Para lamento de muchos, la pandemia impide por ahora visitar la muestra que hasta el 15 de octubre se presentará en la sala 9 del MUAC. Ese reto que él mismo, trabajando hasta nueve horas al día, se trazó y que la curadora Pilar García le ayudó a materializar: una apuesta por mostrar ––como si fuera en un teatro del mundo barroco–– la vista simultánea de esos distintos tiempos donde se puede ver la complementariedad de su obra. Donde Felguérez dejaba ver la ambición de sus últimos años: presentar cuadros de más de siete metros de largo y unos enormes relieves en la parte superior de la sala pensados para ocupar el espacio del MUAC en un intento de plantear la posibilidad de que se viera su mundo como un mundo con lógica a largo plazo.
Para Cuauhtémoc Medina, a Felguérez hay que recordarlo como un hombre de felicidad campesina. Un artista que no parecía atormentarse. Alguien que parecía bastante cómodo en el mundo. “Solía contar con gracia la historia del arte mexicano y también sus propias historias. A mí me contó cómo llegó por primera vez a Nueva York. Cruzando la frontera se vistió de boy scout y empezó a pedir aventón a fines de los años 40. La gente se lo llevaba porque iba vestido así y en esas apareció una patrulla. Él se asustó. Los patrulleros le preguntaron: “en qué carro te quieres ir” y él señaló un convertible. Así entró Felguérez a Manhattan: vestido de boy scout y en un convertible”.

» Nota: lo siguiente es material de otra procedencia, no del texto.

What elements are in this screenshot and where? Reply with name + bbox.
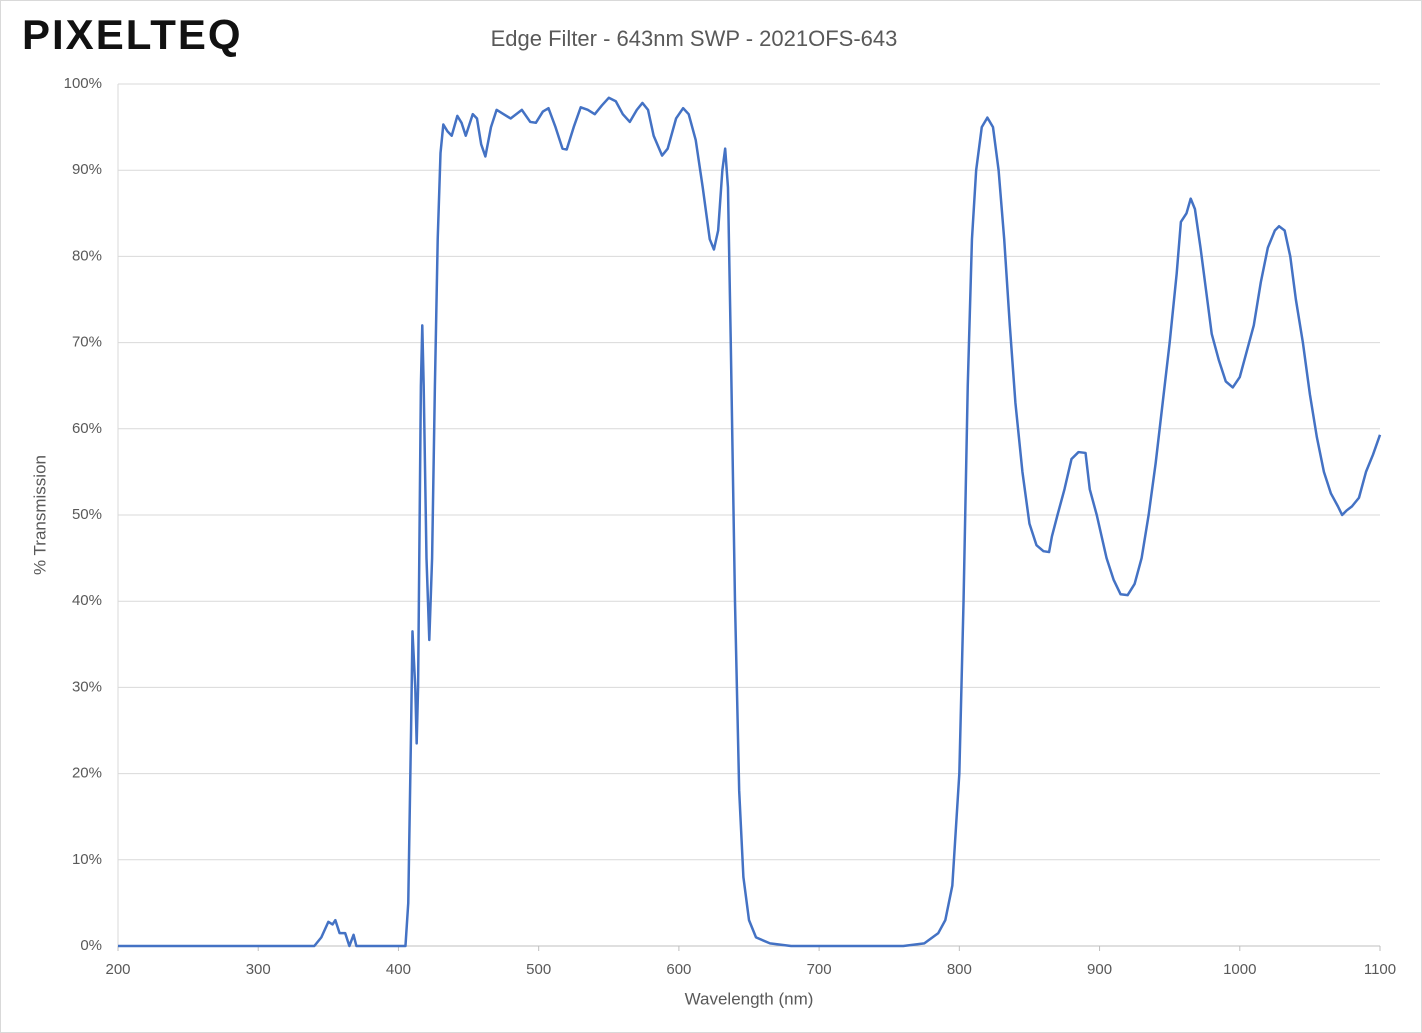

“Trabajar, inventar, hacer o crear nunca será tiempo perdido”, dijo el artista que nació el 12 de diciembre de 1928 en Zacatecas. A los 91 años y a causa del coronavirus deja el mundo pero también sus creaciones: desapegadas y desarraigadas de lleno del concepto de lo trágico. Y todo para dar fe de lo que siempre se ufanaba de decirle a sus amigos: que ante la muerte, y para siempre, el arte seguiría estando vivo.